A judgment creditor (“Creditor”) filed applications for writs of garnishment against a judgment debtor (“Debtor”). Over the course of previous years, the judgment had been vacated by an amended judgment, stayed by the filing of a bankruptcy petition, and later re-instated on appeal. The trial court, however, quashed the writ, finding that the judgment had lapsed under A.R.S. § 12-1551(B), because it was not timely renewed or acted upon within five years from the date of its original entry. Creditor appealed.
The Arizona Court of Appeals reversed and remanded. The Court agreed that the time for filing a renewal of a judgment under Arizona law is not stayed by the pendency of a bankruptcy case. In re Smith, 209 Ariz. 343 ¶¶ 13-15 (2004). The Court also agreed that Creditor’s initiation of garnishment proceedings did not constitute an “action brought on” the judgment for purposes of renewal under A.R.S. § 12-1551, because the garnishment proceeding is “merely ancillary to the action that gave rise to the underlying judgment.”
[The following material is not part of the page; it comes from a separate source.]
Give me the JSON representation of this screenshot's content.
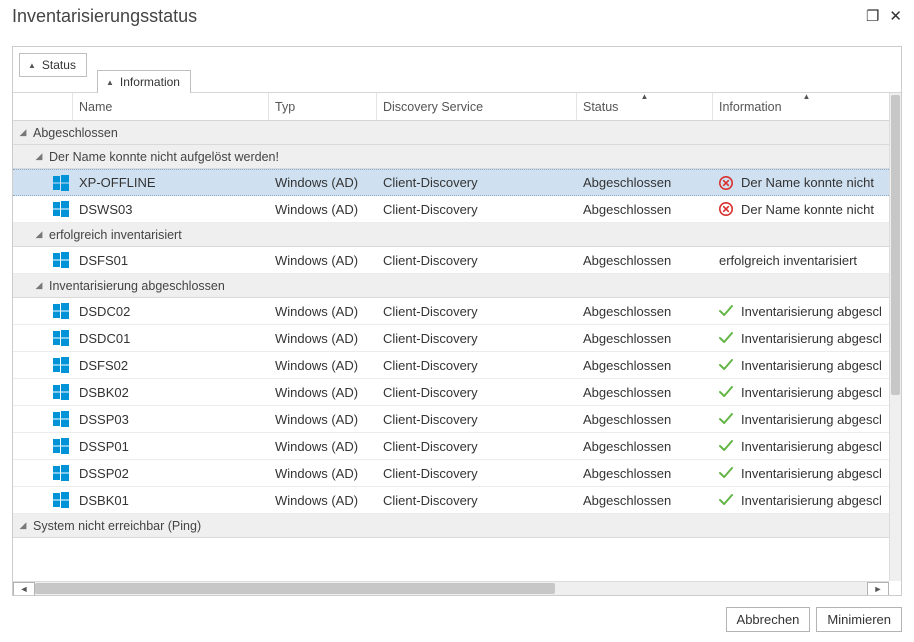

The Court reversed the trial court’s finding, however, that the time for renewal dated back to the entry of the original judgment. Because the original judgment had been vacated, it could not be renewed within the 90 day period prior to its expiration, as required by A.R.S. § 12-1612(B). The reinstatement of the judgment on appeal did not reinstate the original date for renewal, because the time for renewal was tolled during the period when Creditor was precluded from renewing the judgment or bringing action to enforce the judgment because the judgment had been vacated by the entry of the amended judgment. Because the time to renew the judgment was tolled for this period, the judgment had not yet lapsed, and the trial court erred by quashing the writs of garnishment.
Judge Vásquez wrote the opinion; Judges Eckerstrom and Brammer concurred.